The Story of the Snow Children: Poppy is gazing out of the window at the snow when, all of a sudden, she sees that the snowflakes are really little Snow Children dancing and whirling in the garden. Soon, they whisk her away to the Snow Queen’s wintry kingdom.
The Snowy Day: The world looks different when it's covered with a fresh blanket of snow. In Ezra Keats's lovely book The Snowy Day a young boy explores this new landscape and all it has to offer. Beautifully illustrated with watercolors, cut-outs and collage, the brief vividly expressed text follows the little explorer's adventures. From experimenting with footprints, to making snow angels, to trying to save a snowball for the next day, this book is a reminder of the magic in simple experiences.

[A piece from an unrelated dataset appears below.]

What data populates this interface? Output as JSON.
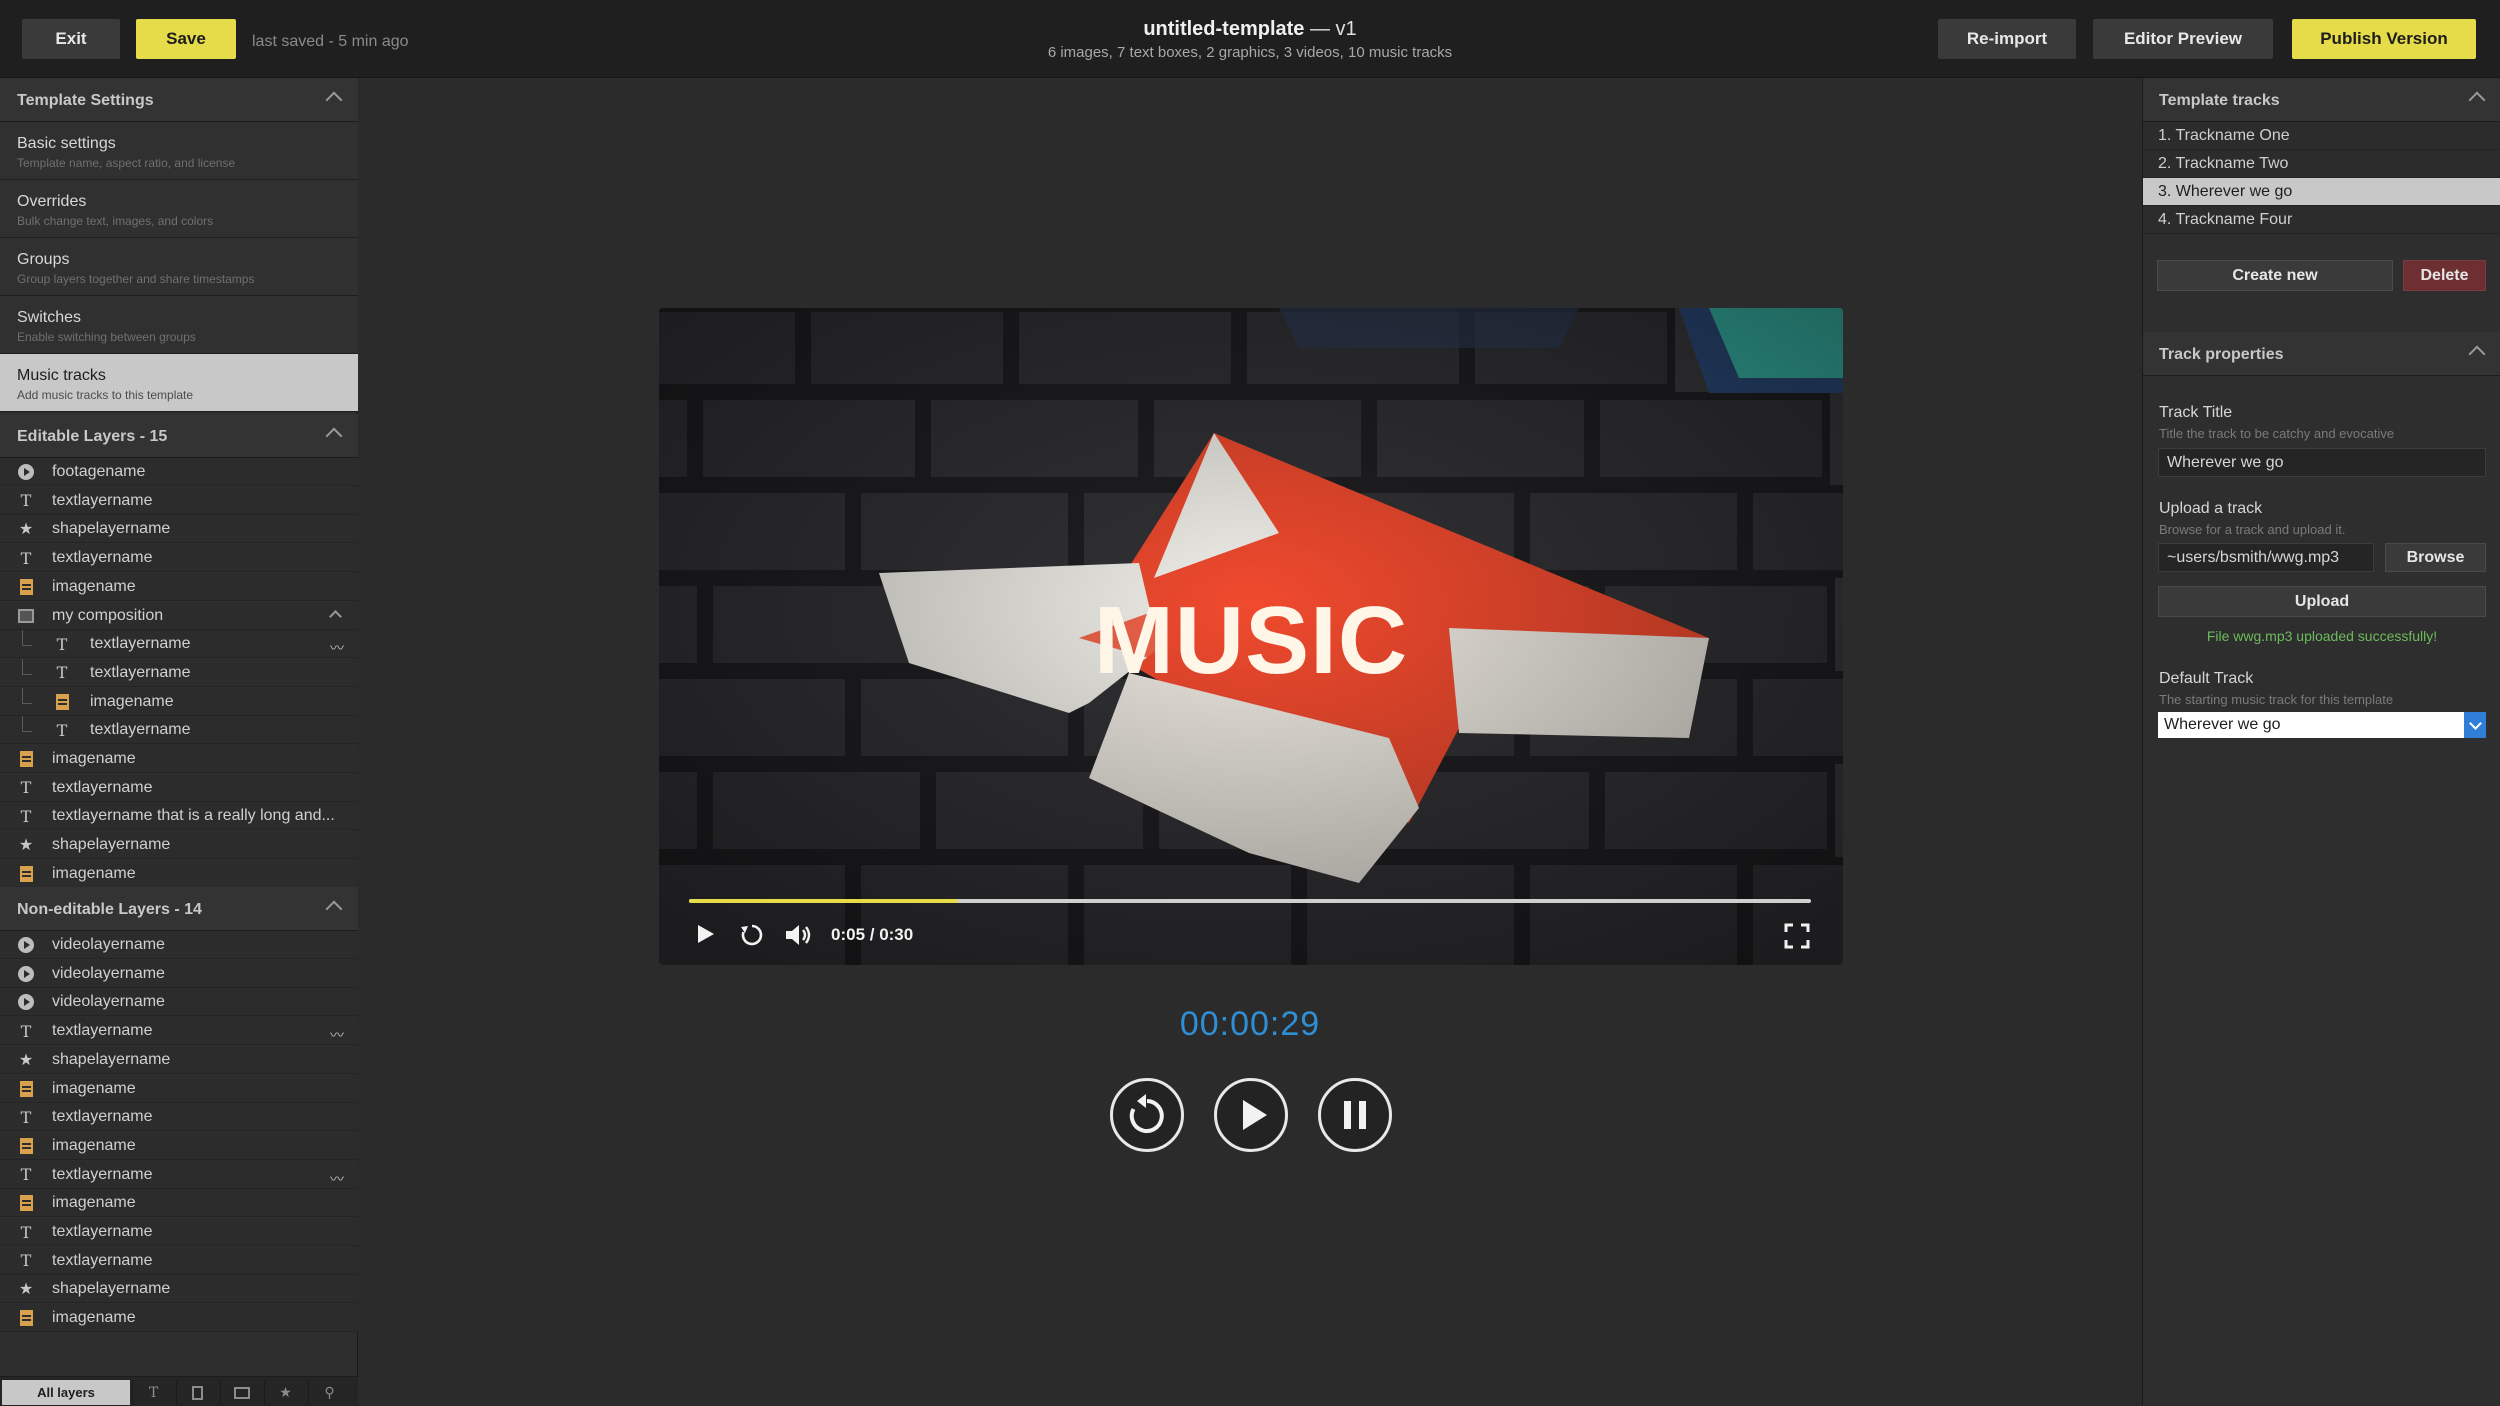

Snow: Newbery Medalist Cynthia Rylant's lyrical descriptions of the sights and feelings evoked by falling snow blend gorgeously with the rich and beautiful world created by Lauren Stringer's illustrations, in which a young girl, her friend, and her grandmother enjoy the many things a snowy day has to offer.

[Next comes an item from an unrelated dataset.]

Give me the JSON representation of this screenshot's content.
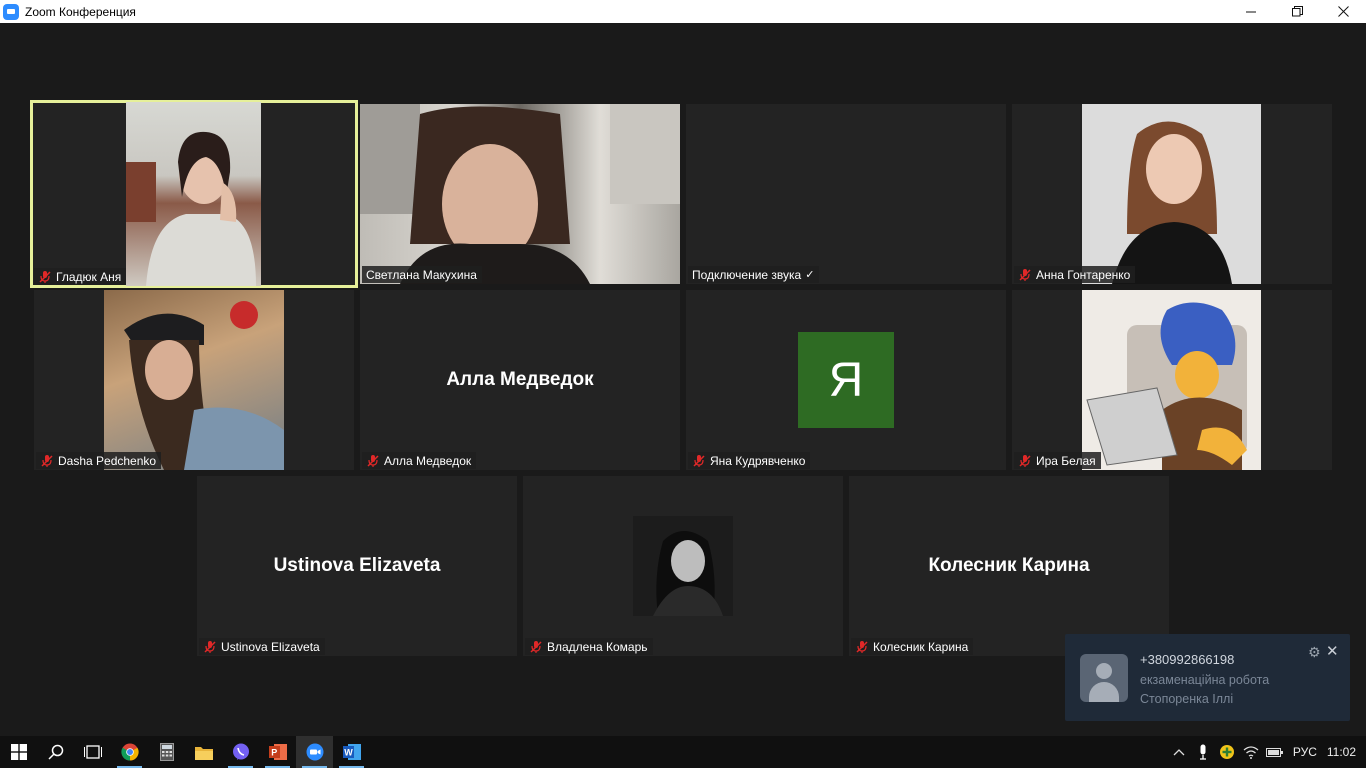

The Story of Snow: Ever wonder how snow forms, or why snowflakes look the way they do? Did you know that no two snowflakes are alike? Dive in to the incredible world of snow and ice crystals in The Story of Snow: The Science of Winter's Wonders by Mark Cassino and Jon Nelson, Ph.D. Part fun and part real science, this book is filled with delightful illustrations and close-up photos of actual snow crystals. Even learn how to study them yourself!

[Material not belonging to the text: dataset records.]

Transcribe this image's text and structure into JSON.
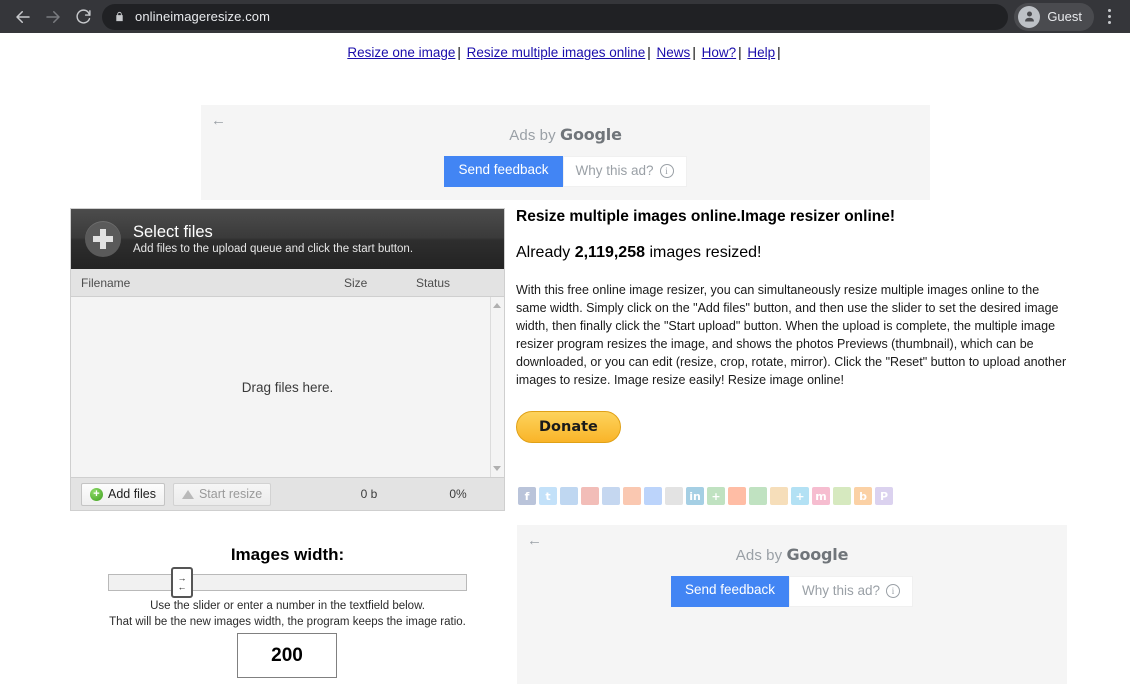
{
  "browser": {
    "back_icon": "back-arrow-icon",
    "forward_icon": "forward-arrow-icon",
    "reload_icon": "reload-icon",
    "lock_icon": "lock-icon",
    "url": "onlineimageresize.com",
    "profile_name": "Guest",
    "avatar_icon": "person-avatar-icon",
    "menu_icon": "three-dot-menu-icon"
  },
  "topnav": {
    "links": [
      "Resize one image",
      "Resize multiple images online",
      "News",
      "How?",
      "Help"
    ],
    "separator": "|"
  },
  "ads": {
    "back_arrow": "←",
    "label_prefix": "Ads by",
    "label_brand": "Google",
    "send_feedback": "Send feedback",
    "why_this_ad": "Why this ad?",
    "info_glyph": "i",
    "accent_color": "#4285f4"
  },
  "uploader": {
    "title": "Select files",
    "subtitle": "Add files to the upload queue and click the start button.",
    "plus_icon": "plus-icon",
    "columns": {
      "filename": "Filename",
      "size": "Size",
      "status": "Status"
    },
    "dropzone_text": "Drag files here.",
    "add_files_label": "Add files",
    "start_resize_label": "Start resize",
    "total_size": "0 b",
    "progress_pct": "0%"
  },
  "slider": {
    "title": "Images width:",
    "handle_icon": "left-right-arrows-icon",
    "handle_glyph_top": "→",
    "handle_glyph_bottom": "←",
    "hint_line1": "Use the slider or enter a number in the textfield below.",
    "hint_line2": "That will be the new images width, the program keeps the image ratio.",
    "width_value": "200"
  },
  "content": {
    "heading": "Resize multiple images online.Image resizer online!",
    "count_prefix": "Already",
    "count_value": "2,119,258",
    "count_suffix": "images resized!",
    "paragraph": "With this free online image resizer, you can simultaneously resize multiple images online to the same width. Simply click on the \"Add files\" button, and then use the slider to set the desired image width, then finally click the \"Start upload\" button. When the upload is complete, the multiple image resizer program resizes the image, and shows the photos Previews (thumbnail), which can be downloaded, or you can edit (resize, crop, rotate, mirror). Click the \"Reset\" button to upload another images to resize. Image resize easily! Resize image online!",
    "donate_label": "Donate",
    "donate_color": "#f9b429"
  },
  "socials": [
    {
      "name": "facebook-icon",
      "glyph": "f",
      "color": "#3b5998"
    },
    {
      "name": "twitter-icon",
      "glyph": "t",
      "color": "#55acee"
    },
    {
      "name": "windows-icon",
      "glyph": "",
      "color": "#4a90d9"
    },
    {
      "name": "google-icon",
      "glyph": "",
      "color": "#db4437"
    },
    {
      "name": "blue-share-icon",
      "glyph": "",
      "color": "#5b8ed6"
    },
    {
      "name": "rss-icon",
      "glyph": "",
      "color": "#f26522"
    },
    {
      "name": "google-plus-icon",
      "glyph": "",
      "color": "#4285f4"
    },
    {
      "name": "grey-share-icon",
      "glyph": "",
      "color": "#b0b0b0"
    },
    {
      "name": "linkedin-icon",
      "glyph": "in",
      "color": "#0077b5"
    },
    {
      "name": "add-green-icon",
      "glyph": "+",
      "color": "#4caf50"
    },
    {
      "name": "reddit-icon",
      "glyph": "",
      "color": "#ff4500"
    },
    {
      "name": "chat-green-icon",
      "glyph": "",
      "color": "#4caf50"
    },
    {
      "name": "person-icon",
      "glyph": "",
      "color": "#e8a33d"
    },
    {
      "name": "add-blue-icon",
      "glyph": "+",
      "color": "#29abe2"
    },
    {
      "name": "mixx-icon",
      "glyph": "m",
      "color": "#e8467c"
    },
    {
      "name": "share-multi-icon",
      "glyph": "",
      "color": "#8bc34a"
    },
    {
      "name": "blogger-icon",
      "glyph": "b",
      "color": "#f57d00"
    },
    {
      "name": "pinterest-icon",
      "glyph": "P",
      "color": "#9b7fd4"
    }
  ]
}
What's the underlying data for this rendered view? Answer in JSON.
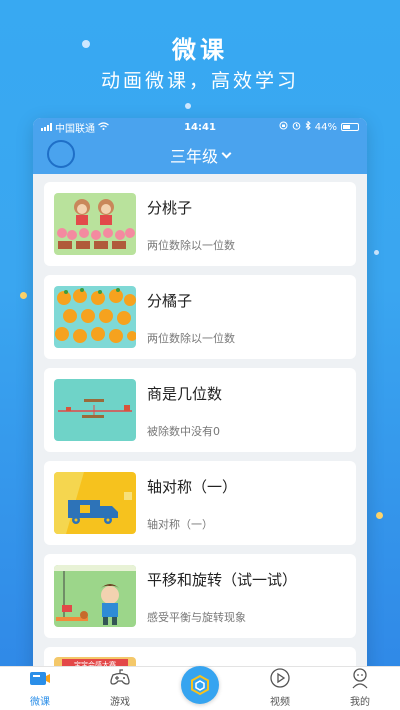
{
  "hero": {
    "title": "微课",
    "subtitle": "动画微课，高效学习"
  },
  "statusbar": {
    "carrier": "中国联通",
    "time": "14:41",
    "battery": "44%"
  },
  "appbar": {
    "grade": "三年级"
  },
  "lessons": [
    {
      "title": "分桃子",
      "subtitle": "两位数除以一位数"
    },
    {
      "title": "分橘子",
      "subtitle": "两位数除以一位数"
    },
    {
      "title": "商是几位数",
      "subtitle": "被除数中没有0"
    },
    {
      "title": "轴对称（一）",
      "subtitle": "轴对称（一）"
    },
    {
      "title": "平移和旋转（试一试）",
      "subtitle": "感受平衡与旋转现象"
    },
    {
      "thumb_text": "宝宝会感大赛"
    }
  ],
  "tabs": [
    {
      "label": "微课",
      "icon": "video-lesson-icon"
    },
    {
      "label": "游戏",
      "icon": "gamepad-icon"
    },
    {
      "label": "",
      "icon": "hexagon-icon"
    },
    {
      "label": "视频",
      "icon": "play-circle-icon"
    },
    {
      "label": "我的",
      "icon": "person-icon"
    }
  ],
  "colors": {
    "accent": "#2a8ee8",
    "appbar": "#4aa3ee",
    "background": "#38a9f2"
  }
}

Winter Awake!: Tells what happens one year when Winter will not wake. The tired trees need to rest. Their fallen leaves have made a leafy blanket for the sleeping seeds. All the woodland creatures try to tell Winter their work is done. They scold and mock and urge, but Winter will not wake, until, at last, the round red ladybug in her small, soft voice whispers something gently in his ear—and mighty Winter wakes!
Frog, Bee and Snail Look for Snow: Frog knows all about water. Bee knows all about the sky. And Snail knows all about the earth. So why do none of them know anything about snow? Waking from their winter sleep, the three friends are astonished to hear of something called snow—and that it falls from the sky! Once the snow melts the three are determined to discover all about snow, setting off on a journey of discovery that takes them through the seasons.
How to Build and Igloo: In this instructive, whimsical, illustrated manual, Yankielun, a seasoned cold regions explorer and researcher, takes readers step-by-step through the process of constructing and inhabiting a range of useful snow structures--from the most basic to the more complex.